Current backup issues
GitLab backups were configured in T274463. After some tweaks they work reliably now. However during the implementation it was clear that we will reach scaling limits with the current solution. With more adoption and usage of GitLab, the key problems are:
- backups take quite a lot of space ("more" in comparison to Gerrit)
- backups need even more space during creation
- backup creation takes quite a lot of time
- backups are done every 24h
So long-term plan is needed how we want to do backups for GitLab. This design should include how the backups are created, backup frequency, storage location, rotation and if possible also monitoring of backups. Furthermore we need some estimates regarding disk usage and backup and restore times for future backup sizes.
Potential solutions
Some ideas discussed in T274463 and other tasks which could influence the design:
- order hosts with bigger disks/get a second pair of disks (and tweak disk layout)
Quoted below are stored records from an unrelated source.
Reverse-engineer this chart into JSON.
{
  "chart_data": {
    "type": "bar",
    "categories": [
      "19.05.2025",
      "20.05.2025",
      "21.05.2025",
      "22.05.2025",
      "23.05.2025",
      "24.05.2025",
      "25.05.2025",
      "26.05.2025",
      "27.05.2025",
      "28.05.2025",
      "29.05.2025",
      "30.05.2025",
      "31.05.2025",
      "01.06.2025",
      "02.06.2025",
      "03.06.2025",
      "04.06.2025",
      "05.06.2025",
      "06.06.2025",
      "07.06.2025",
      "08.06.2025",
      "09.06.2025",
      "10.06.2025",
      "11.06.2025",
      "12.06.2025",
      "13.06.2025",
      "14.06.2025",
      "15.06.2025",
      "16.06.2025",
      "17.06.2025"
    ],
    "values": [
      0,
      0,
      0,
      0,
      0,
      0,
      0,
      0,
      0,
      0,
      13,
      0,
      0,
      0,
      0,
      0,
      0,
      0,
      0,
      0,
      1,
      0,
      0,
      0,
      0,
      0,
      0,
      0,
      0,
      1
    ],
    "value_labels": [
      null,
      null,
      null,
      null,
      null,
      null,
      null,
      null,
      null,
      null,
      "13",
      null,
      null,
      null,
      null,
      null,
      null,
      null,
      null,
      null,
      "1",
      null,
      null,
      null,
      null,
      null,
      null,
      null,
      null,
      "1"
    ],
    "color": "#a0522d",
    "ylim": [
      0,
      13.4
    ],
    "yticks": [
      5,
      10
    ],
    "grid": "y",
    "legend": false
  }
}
- Setup partial/incremental backups for GitLab T316935 / T324506
use alternative backup strategies for example bacula, rsync, pgbouncer/dump- Introduce a lot of complexity and are not officially supported by GitLabuse alternative backup storage locations like a dedicated s3 bucket/minio/cloud or a locally mounted share- Doesn't solve the problem of local disk space needed to create the backup files
Final backup design
Some experimentation and discussion happened to evaluate the different options. See T330172#8657895 and related changes. We agreed to add additional disks to the GitLab hosts to mitigate the disk space issue (for creation and storage of a single backup).
Backup storage
Two additional 1.7TB disks were added to all GitLab hosts (except gitlab2002, which will be done after switchover). This disks are configured as RAID1 and mounted at the default GitLab backup location /srv/gitlab-backup.
The additional disk space gives us plenty of room for future growth and migration to GitLab. Furthermore the root partition also has more space now. According to estimates in T330172#8657895 the space should last for at least two more years.
Filesystem Size Used Avail Use% Mounted on /dev/mapper/gitlab1004--vg-root 813G 79G 693G 11% / /dev/md1 1.8T 65G 1.6T 4% /srv/gitlab-backup
Backup frequency
Additional disks don't solve the issue of backup duration and frequency. The plan here is to implement incremental backups (T324506)/partial backups (T316935). This backups will contain repository data and database changes but no CI artifacts (builds, packages). The latter make up most of the space and backup runtime.
We already have a partial backup in the backup script(T316935). Furthermore some research is happening in T324506 around incremental backups. So this efforts should be consolidated. The goal is to to keep doing full backups every 24 hours but with incremental backups in between (maybe every 4 hours in the beginning).